Twilight’s Best Sequel Changed The Book’s Worst Mistake
Twilight’s most underrated sequel Eclipse strayed further from the source novel than earlier adaptations and improved the villain’s role as a result.
While Twilight’s movie adaptations weren’t allowed to alter much from their source novels, 2010’s underrated sequel Eclipse managed to make one storyline much stronger thanks to a necessary change. The Twilight movies couldn’t get away with straying far from their source material. Although Paramount’s infamous canceled adaptation of Twilight featured jet-skiing vampires and the deaths of both Carlisle Cullen and Charlie Swan, the Twilight movies that viewers got a few years later were incredibly faithful to the novels. This became a problem for the movies at numerous points, as Twilight’s adaptations faithfully recreated the saga’s biggest book issues onscreen.

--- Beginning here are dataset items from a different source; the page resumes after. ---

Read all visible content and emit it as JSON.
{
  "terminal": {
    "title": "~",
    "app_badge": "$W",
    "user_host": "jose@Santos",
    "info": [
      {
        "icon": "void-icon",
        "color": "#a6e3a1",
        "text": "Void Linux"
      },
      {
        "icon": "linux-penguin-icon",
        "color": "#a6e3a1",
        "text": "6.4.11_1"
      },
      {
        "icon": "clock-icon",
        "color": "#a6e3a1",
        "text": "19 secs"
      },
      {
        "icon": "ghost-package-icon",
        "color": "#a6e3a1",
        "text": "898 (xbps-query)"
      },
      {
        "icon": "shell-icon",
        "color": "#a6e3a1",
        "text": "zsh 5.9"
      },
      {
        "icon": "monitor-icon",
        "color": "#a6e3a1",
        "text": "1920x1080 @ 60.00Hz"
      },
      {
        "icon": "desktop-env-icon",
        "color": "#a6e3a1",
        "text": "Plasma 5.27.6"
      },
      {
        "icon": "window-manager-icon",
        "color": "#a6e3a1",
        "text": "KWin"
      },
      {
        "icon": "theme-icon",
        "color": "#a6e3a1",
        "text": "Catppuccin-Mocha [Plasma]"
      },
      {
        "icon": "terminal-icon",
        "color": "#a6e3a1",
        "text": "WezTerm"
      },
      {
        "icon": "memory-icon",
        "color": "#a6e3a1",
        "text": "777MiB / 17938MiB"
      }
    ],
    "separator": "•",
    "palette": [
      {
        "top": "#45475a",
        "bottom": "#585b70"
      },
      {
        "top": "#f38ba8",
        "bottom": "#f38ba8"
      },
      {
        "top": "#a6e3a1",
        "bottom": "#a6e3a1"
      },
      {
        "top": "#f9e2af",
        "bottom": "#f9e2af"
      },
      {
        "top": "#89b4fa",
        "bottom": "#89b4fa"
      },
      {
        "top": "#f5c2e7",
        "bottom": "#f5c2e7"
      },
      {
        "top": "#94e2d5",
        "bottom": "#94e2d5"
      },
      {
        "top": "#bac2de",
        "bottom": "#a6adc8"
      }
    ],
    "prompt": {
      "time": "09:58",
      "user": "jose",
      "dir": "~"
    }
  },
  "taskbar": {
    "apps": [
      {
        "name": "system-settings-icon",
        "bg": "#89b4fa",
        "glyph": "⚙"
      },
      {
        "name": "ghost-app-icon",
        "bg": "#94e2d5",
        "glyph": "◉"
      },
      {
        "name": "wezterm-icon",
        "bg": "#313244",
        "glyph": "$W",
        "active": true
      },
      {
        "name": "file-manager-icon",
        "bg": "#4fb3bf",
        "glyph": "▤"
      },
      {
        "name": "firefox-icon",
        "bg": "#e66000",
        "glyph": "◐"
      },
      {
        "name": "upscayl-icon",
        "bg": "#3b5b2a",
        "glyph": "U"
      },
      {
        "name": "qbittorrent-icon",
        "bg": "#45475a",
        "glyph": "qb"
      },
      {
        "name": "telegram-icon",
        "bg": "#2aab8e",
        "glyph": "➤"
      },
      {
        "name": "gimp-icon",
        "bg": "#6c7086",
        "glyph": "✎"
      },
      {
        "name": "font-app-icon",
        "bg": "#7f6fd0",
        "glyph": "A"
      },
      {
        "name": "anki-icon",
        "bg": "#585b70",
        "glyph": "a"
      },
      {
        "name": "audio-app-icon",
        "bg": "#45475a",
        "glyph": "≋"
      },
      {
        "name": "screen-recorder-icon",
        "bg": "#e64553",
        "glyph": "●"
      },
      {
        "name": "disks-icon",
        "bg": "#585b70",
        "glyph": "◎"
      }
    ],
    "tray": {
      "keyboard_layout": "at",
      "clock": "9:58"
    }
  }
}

Luckily, the third Twilight movie Eclipse did change a few details of its story and became a stronger standalone outing for this. Directed by David Slade, Eclipse saw the 30 Days of Night helmet bring some of his trademark grit and darkness to the tween-friendly franchise. Not only did Eclipse make a major Twilight book change when the sequel depicted the story’s climactic battle (instead of keeping it offscreen, as the novel had done) the move also delved into the gory backstories of the Cullen clan. This leads to a string of brutal short flashbacks that provide the Twilight series with some of its only memorable nasty moments.
Eclipse Reveals Its Twilight Franchise Villain Early
However, the biggest and wisest change that Eclipse made to the original novel came in the form of the villainous subplot’s slow setup. In the novel Eclipse, readers are told that “no one knows” who is assembling an army of newborn vampires on their way to Forks. It turns out to be Victoria, the only named villain from the original novel Twilight who has not yet been killed off. Eclipse’s movie adaptation avoids this obvious twist by revealing that Victoria is behind the army immediately, making up for Victoria’s inexplicable Twilight recasting in the process.
In Eclipse, viewers find out that Victoria is behind the existence of the Newborn vampire army and this storyline’s tension then stems from when she will reach Forks (and how many people she will kill along the way). Where the original book tries to get readers invested in working out the very obvious, poorly hidden identity of its villain, Eclipse’s movie adaptation avoids this supposed twist by instead cutting the mystery entirely. This way, viewers spend the sequel wondering when the heroes will work out that Victoria is their unseen enemy, whether Victoria’s army will turn on her, and whether the Quileute tribe of werewolves in Forks will work with the Cullens to fight them off.
Why Eclipse’s Book Change Improves The Movie
Like Eclipse staging the climactic action sequence onscreen while the novel mentions it after the fact, cutting this twist increases the tension and avoids dull, slow, and unnecessary buildup. Ironically, the original Twilight’s better reviews commended the addition of a murder mystery subplot to the adaptation, noting that the decision expanded on the thin plotting of the novel. However, in the case of Eclipse, the opposite approach proved necessary. Slade’s sequel needed to trim the unnecessary guesswork since no amount of obfuscating would make it tough for viewers to guess that Victoria was Eclipse’s villain since she was the original Twilight movie’s only remaining named antagonist.
Eclipse’s Changes Made It The Most Underrated Twilight Movie
Unlike 2008’s Twilight, Eclipse moves at a relatively fast pace. In comparison with the rest of the franchise, Eclipse is action-packed and the movie’s ending battle wisely avoids the final installment’s woeful “it was all a dream” twist. Eclipse also mercifully has a sense of humor, something any potential Twilight spinoff would need to prioritize to ensure that the franchise doesn’t end up feeling faintly ridiculous thanks to its many melodramatic moments. Vitally, unlike its predecessors, the sequel is only able to pull off this approach because Eclipse’s pacing isn’t held back by total fealty to the source novel (something that later sequels failed to learn from).
The reason that Eclipse feels fun is the same reason that Victoria’s movie origin story works better than the source novel’s equivalent plot. Without prioritizing fidelity to the source books over entertainment value, Eclipse was able to stage an adaptation that works as a standalone movie while also functioning as part of a larger saga. This can’t be said for many of the Twilight movies, especially when scenes of Bella hanging with her friends were cut from Twilight’s sequels despite how much they humanized the often-mocked heroine.